The Lab Animal Facility service group is part of the Institute of Genetics and Biometry. Worldwide, the Dummerstorf mouse lines are unique with respect to the number of generations and to the broad-ranging variations of selected traits. The scientific value of these long-term selected mouse lines can best be appreciated by considering that equivalent selection experiments with cattle would take over 600 years.
The up to 6,000 mice are kept in a specific pathogen-free (SPF) environment with defined hygienic conditions and conforming to the international standards for the welfare of laboratory mice. The direct involvement of mouse models in the farm animal biology questions investigated at the FBN takes advantage of the short generation time of mice. The main areas of interest are the regulation and investigation of the physiological mechanisms of growth and differentiation, fat and muscle development, reproductive fitness and life expectancy. Long-term selected mouse lines and transgenic mouse models are used to elucidate the physiological and genetic principles that underlie the regulation of animal performance.

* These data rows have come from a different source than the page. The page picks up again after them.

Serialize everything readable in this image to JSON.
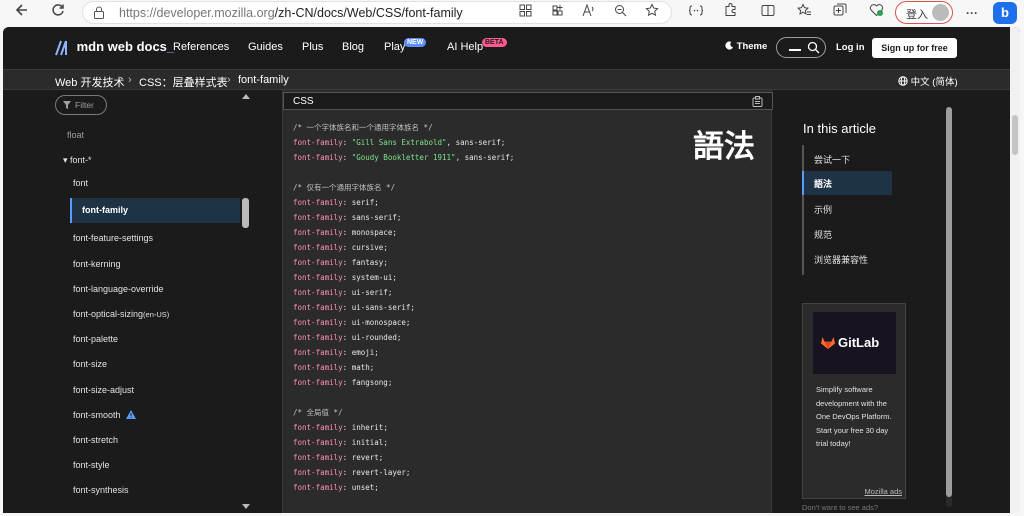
{
  "browser": {
    "url_host": "https://developer.mozilla.org",
    "url_path": "/zh-CN/docs/Web/CSS/font-family",
    "profile_label": "登入",
    "toolbar_icons": [
      "back-icon",
      "refresh-icon",
      "lock-icon",
      "grid-icon",
      "app-icon",
      "read-aloud-icon",
      "zoom-icon",
      "favorite-icon",
      "code-icon",
      "extensions-icon",
      "split-icon",
      "favorites-icon",
      "collections-icon",
      "health-icon",
      "more-icon",
      "bing-icon"
    ]
  },
  "header": {
    "logo_text": "mdn web docs",
    "nav": {
      "references": "References",
      "guides": "Guides",
      "plus": "Plus",
      "blog": "Blog",
      "play": "Play",
      "play_badge": "NEW",
      "ai_help": "AI Help",
      "ai_badge": "BETA"
    },
    "theme": "Theme",
    "login": "Log in",
    "signup": "Sign up for free"
  },
  "breadcrumb": {
    "items": [
      "Web 开发技术",
      "CSS：层叠样式表",
      "font-family"
    ],
    "separator": "›",
    "language": "中文 (简体)"
  },
  "sidebar": {
    "filter_placeholder": "Filter",
    "items": {
      "float": "float",
      "font_group": "▾ font-*",
      "font": "font",
      "active": "font-family",
      "i1": "font-feature-settings",
      "i2": "font-kerning",
      "i3": "font-language-override",
      "i4": "font-optical-sizing",
      "i4_suffix": "(en-US)",
      "i5": "font-palette",
      "i6": "font-size",
      "i7": "font-size-adjust",
      "i8": "font-smooth",
      "i9": "font-stretch",
      "i10": "font-style",
      "i11": "font-synthesis"
    }
  },
  "code": {
    "language": "CSS",
    "heading": "語法",
    "comments": {
      "c1": "/* 一个字体族名和一个通用字体族名 */",
      "c2": "/* 仅有一个通用字体族名 */",
      "c3": "/* 全局值 */"
    },
    "prop": "font-family",
    "strings": {
      "s1": "\"Gill Sans Extrabold\"",
      "s2": "\"Goudy Bookletter 1911\""
    },
    "values": [
      "sans-serif",
      "serif",
      "sans-serif",
      "monospace",
      "cursive",
      "fantasy",
      "system-ui",
      "ui-serif",
      "ui-sans-serif",
      "ui-monospace",
      "ui-rounded",
      "emoji",
      "math",
      "fangsong",
      "inherit",
      "initial",
      "revert",
      "revert-layer",
      "unset"
    ]
  },
  "toc": {
    "title": "In this article",
    "items": [
      "尝试一下",
      "語法",
      "示例",
      "规范",
      "浏览器兼容性"
    ]
  },
  "ad": {
    "brand": "GitLab",
    "text": "Simplify software development with the One DevOps Platform. Start your free 30 day trial today!",
    "label": "Mozilla ads",
    "footer": "Don't want to see ads?"
  }
}
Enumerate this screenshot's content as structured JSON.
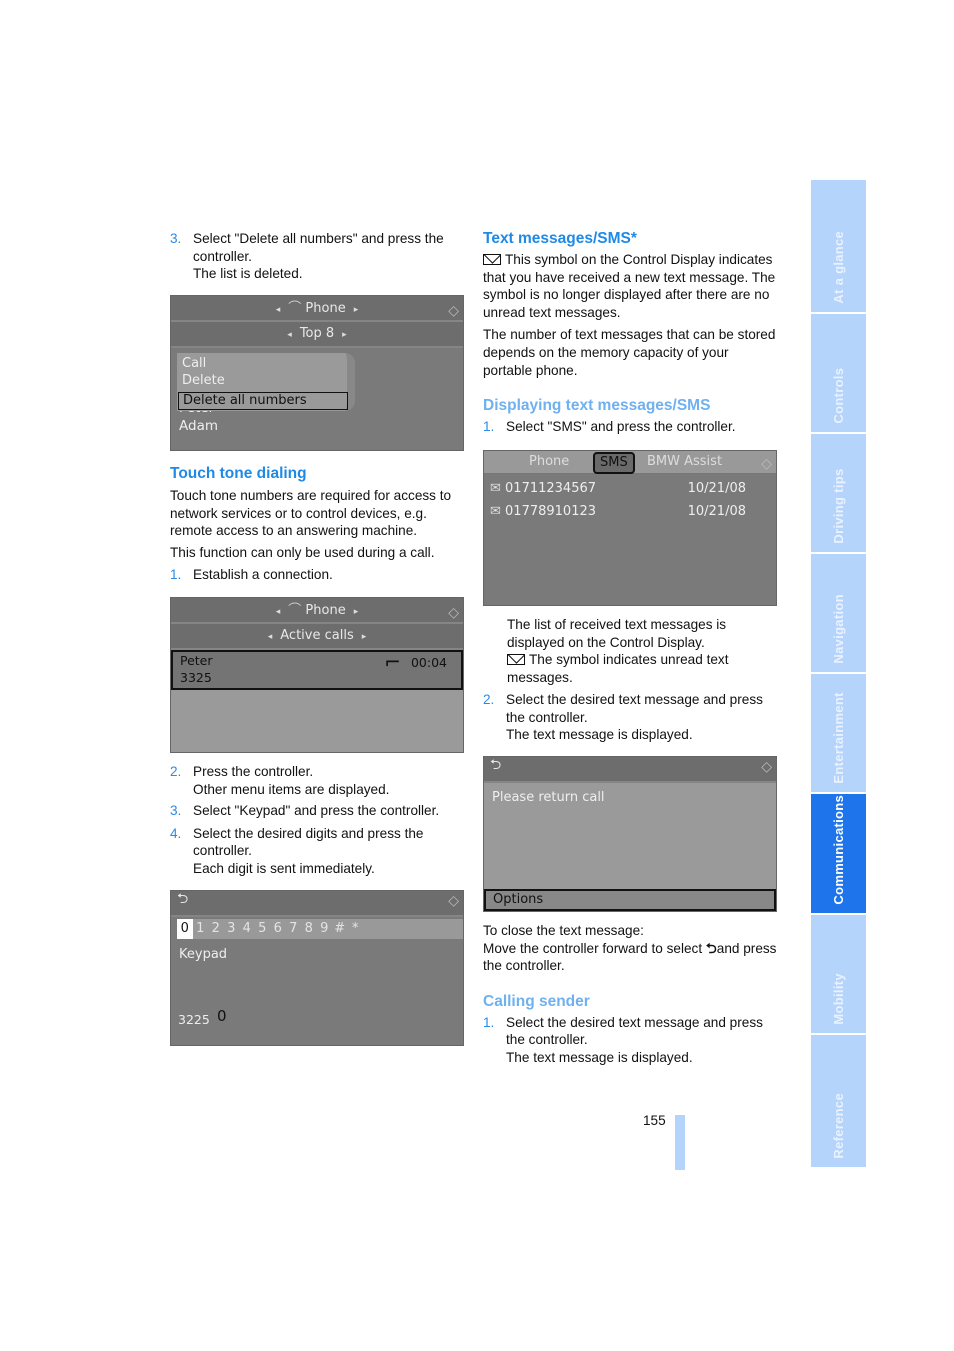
{
  "left": {
    "step3": {
      "num": "3.",
      "text": "Select \"Delete all numbers\" and press the controller.",
      "sub": "The list is deleted."
    },
    "screen1": {
      "title": "Phone",
      "subtitle": "Top 8",
      "menu": [
        "Call",
        "Delete",
        "Delete all numbers"
      ],
      "list": [
        "Peter",
        "Adam"
      ]
    },
    "touch_heading": "Touch tone dialing",
    "touch_p1": "Touch tone numbers are required for access to network services or to control devices, e.g. remote access to an answering machine.",
    "touch_p2": "This function can only be used during a call.",
    "step1": {
      "num": "1.",
      "text": "Establish a connection."
    },
    "screen2": {
      "title": "Phone",
      "subtitle": "Active calls",
      "name": "Peter",
      "number": "3325",
      "time": "00:04"
    },
    "step2": {
      "num": "2.",
      "text": "Press the controller.",
      "sub": "Other menu items are displayed."
    },
    "step3b": {
      "num": "3.",
      "text": "Select \"Keypad\" and press the controller."
    },
    "step4": {
      "num": "4.",
      "text": "Select the desired digits and press the controller.",
      "sub": "Each digit is sent immediately."
    },
    "screen3": {
      "keys": [
        "0",
        "1",
        "2",
        "3",
        "4",
        "5",
        "6",
        "7",
        "8",
        "9",
        "#",
        "*"
      ],
      "label": "Keypad",
      "entry": "3225",
      "current": "0"
    }
  },
  "right": {
    "sms_heading": "Text messages/SMS*",
    "sms_p1": "This symbol on the Control Display indicates that you have received a new text message. The symbol is no longer displayed after there are no unread text messages.",
    "sms_p2": "The number of text messages that can be stored depends on the memory capacity of your portable phone.",
    "disp_heading": "Displaying text messages/SMS",
    "step1": {
      "num": "1.",
      "text": "Select \"SMS\" and press the controller."
    },
    "screen4": {
      "tabs": [
        "Phone",
        "SMS",
        "BMW Assist"
      ],
      "messages": [
        {
          "number": "01711234567",
          "date": "10/21/08"
        },
        {
          "number": "01778910123",
          "date": "10/21/08"
        }
      ]
    },
    "list_p1": "The list of received text messages is displayed on the Control Display.",
    "list_p2": "The symbol indicates unread text messages.",
    "step2": {
      "num": "2.",
      "text": "Select the desired text message and press the controller.",
      "sub": "The text message is displayed."
    },
    "screen5": {
      "message": "Please return call",
      "options": "Options"
    },
    "close_p1": "To close the text message:",
    "close_p2a": "Move the controller forward to select",
    "close_p2b": "and press the controller.",
    "call_heading": "Calling sender",
    "step1b": {
      "num": "1.",
      "text": "Select the desired text message and press the controller.",
      "sub": "The text message is displayed."
    }
  },
  "page_number": "155",
  "sidebar": {
    "tabs": [
      "At a glance",
      "Controls",
      "Driving tips",
      "Navigation",
      "Entertainment",
      "Communications",
      "Mobility",
      "Reference"
    ],
    "active": "Communications"
  },
  "colors": {
    "heading": "#1f8ae6",
    "subheading": "#6fb1f0",
    "tab": "#b5d4fb",
    "tab_active": "#1e74ea"
  }
}
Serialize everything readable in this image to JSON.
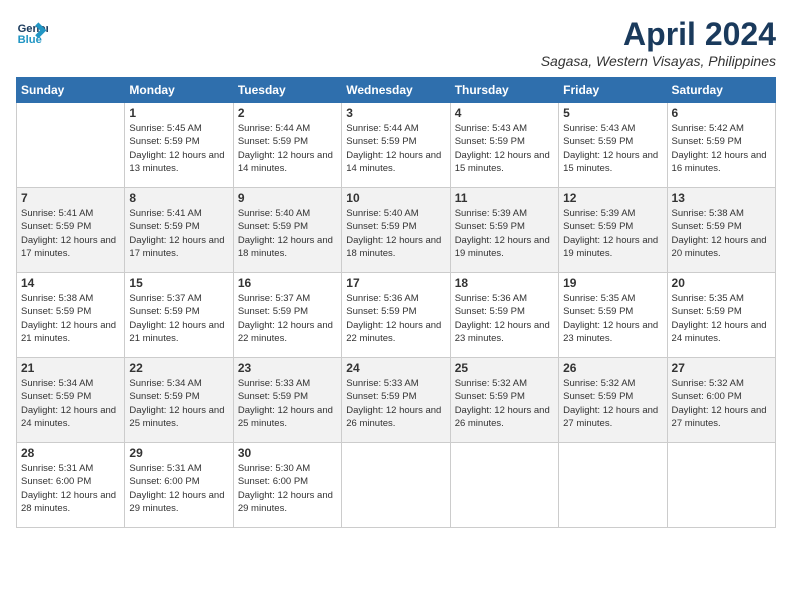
{
  "header": {
    "logo_line1": "General",
    "logo_line2": "Blue",
    "month_year": "April 2024",
    "location": "Sagasa, Western Visayas, Philippines"
  },
  "days_of_week": [
    "Sunday",
    "Monday",
    "Tuesday",
    "Wednesday",
    "Thursday",
    "Friday",
    "Saturday"
  ],
  "weeks": [
    [
      {
        "num": "",
        "info": ""
      },
      {
        "num": "1",
        "info": "Sunrise: 5:45 AM\nSunset: 5:59 PM\nDaylight: 12 hours\nand 13 minutes."
      },
      {
        "num": "2",
        "info": "Sunrise: 5:44 AM\nSunset: 5:59 PM\nDaylight: 12 hours\nand 14 minutes."
      },
      {
        "num": "3",
        "info": "Sunrise: 5:44 AM\nSunset: 5:59 PM\nDaylight: 12 hours\nand 14 minutes."
      },
      {
        "num": "4",
        "info": "Sunrise: 5:43 AM\nSunset: 5:59 PM\nDaylight: 12 hours\nand 15 minutes."
      },
      {
        "num": "5",
        "info": "Sunrise: 5:43 AM\nSunset: 5:59 PM\nDaylight: 12 hours\nand 15 minutes."
      },
      {
        "num": "6",
        "info": "Sunrise: 5:42 AM\nSunset: 5:59 PM\nDaylight: 12 hours\nand 16 minutes."
      }
    ],
    [
      {
        "num": "7",
        "info": "Sunrise: 5:41 AM\nSunset: 5:59 PM\nDaylight: 12 hours\nand 17 minutes."
      },
      {
        "num": "8",
        "info": "Sunrise: 5:41 AM\nSunset: 5:59 PM\nDaylight: 12 hours\nand 17 minutes."
      },
      {
        "num": "9",
        "info": "Sunrise: 5:40 AM\nSunset: 5:59 PM\nDaylight: 12 hours\nand 18 minutes."
      },
      {
        "num": "10",
        "info": "Sunrise: 5:40 AM\nSunset: 5:59 PM\nDaylight: 12 hours\nand 18 minutes."
      },
      {
        "num": "11",
        "info": "Sunrise: 5:39 AM\nSunset: 5:59 PM\nDaylight: 12 hours\nand 19 minutes."
      },
      {
        "num": "12",
        "info": "Sunrise: 5:39 AM\nSunset: 5:59 PM\nDaylight: 12 hours\nand 19 minutes."
      },
      {
        "num": "13",
        "info": "Sunrise: 5:38 AM\nSunset: 5:59 PM\nDaylight: 12 hours\nand 20 minutes."
      }
    ],
    [
      {
        "num": "14",
        "info": "Sunrise: 5:38 AM\nSunset: 5:59 PM\nDaylight: 12 hours\nand 21 minutes."
      },
      {
        "num": "15",
        "info": "Sunrise: 5:37 AM\nSunset: 5:59 PM\nDaylight: 12 hours\nand 21 minutes."
      },
      {
        "num": "16",
        "info": "Sunrise: 5:37 AM\nSunset: 5:59 PM\nDaylight: 12 hours\nand 22 minutes."
      },
      {
        "num": "17",
        "info": "Sunrise: 5:36 AM\nSunset: 5:59 PM\nDaylight: 12 hours\nand 22 minutes."
      },
      {
        "num": "18",
        "info": "Sunrise: 5:36 AM\nSunset: 5:59 PM\nDaylight: 12 hours\nand 23 minutes."
      },
      {
        "num": "19",
        "info": "Sunrise: 5:35 AM\nSunset: 5:59 PM\nDaylight: 12 hours\nand 23 minutes."
      },
      {
        "num": "20",
        "info": "Sunrise: 5:35 AM\nSunset: 5:59 PM\nDaylight: 12 hours\nand 24 minutes."
      }
    ],
    [
      {
        "num": "21",
        "info": "Sunrise: 5:34 AM\nSunset: 5:59 PM\nDaylight: 12 hours\nand 24 minutes."
      },
      {
        "num": "22",
        "info": "Sunrise: 5:34 AM\nSunset: 5:59 PM\nDaylight: 12 hours\nand 25 minutes."
      },
      {
        "num": "23",
        "info": "Sunrise: 5:33 AM\nSunset: 5:59 PM\nDaylight: 12 hours\nand 25 minutes."
      },
      {
        "num": "24",
        "info": "Sunrise: 5:33 AM\nSunset: 5:59 PM\nDaylight: 12 hours\nand 26 minutes."
      },
      {
        "num": "25",
        "info": "Sunrise: 5:32 AM\nSunset: 5:59 PM\nDaylight: 12 hours\nand 26 minutes."
      },
      {
        "num": "26",
        "info": "Sunrise: 5:32 AM\nSunset: 5:59 PM\nDaylight: 12 hours\nand 27 minutes."
      },
      {
        "num": "27",
        "info": "Sunrise: 5:32 AM\nSunset: 6:00 PM\nDaylight: 12 hours\nand 27 minutes."
      }
    ],
    [
      {
        "num": "28",
        "info": "Sunrise: 5:31 AM\nSunset: 6:00 PM\nDaylight: 12 hours\nand 28 minutes."
      },
      {
        "num": "29",
        "info": "Sunrise: 5:31 AM\nSunset: 6:00 PM\nDaylight: 12 hours\nand 29 minutes."
      },
      {
        "num": "30",
        "info": "Sunrise: 5:30 AM\nSunset: 6:00 PM\nDaylight: 12 hours\nand 29 minutes."
      },
      {
        "num": "",
        "info": ""
      },
      {
        "num": "",
        "info": ""
      },
      {
        "num": "",
        "info": ""
      },
      {
        "num": "",
        "info": ""
      }
    ]
  ]
}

Since the 70s the Dummerstorf long-term selected mouse lines have continuously been developed, providing valuable resource populations for investigations of growth, endurance and fertility.
Given the continuity of the selection, the high level in selection success in the different traits, the population sizes used, the quality of the related documentation and the comprehensive characterization of the mice, these long-term selected mouse lines are highly valued and in great demand by national and international research groups.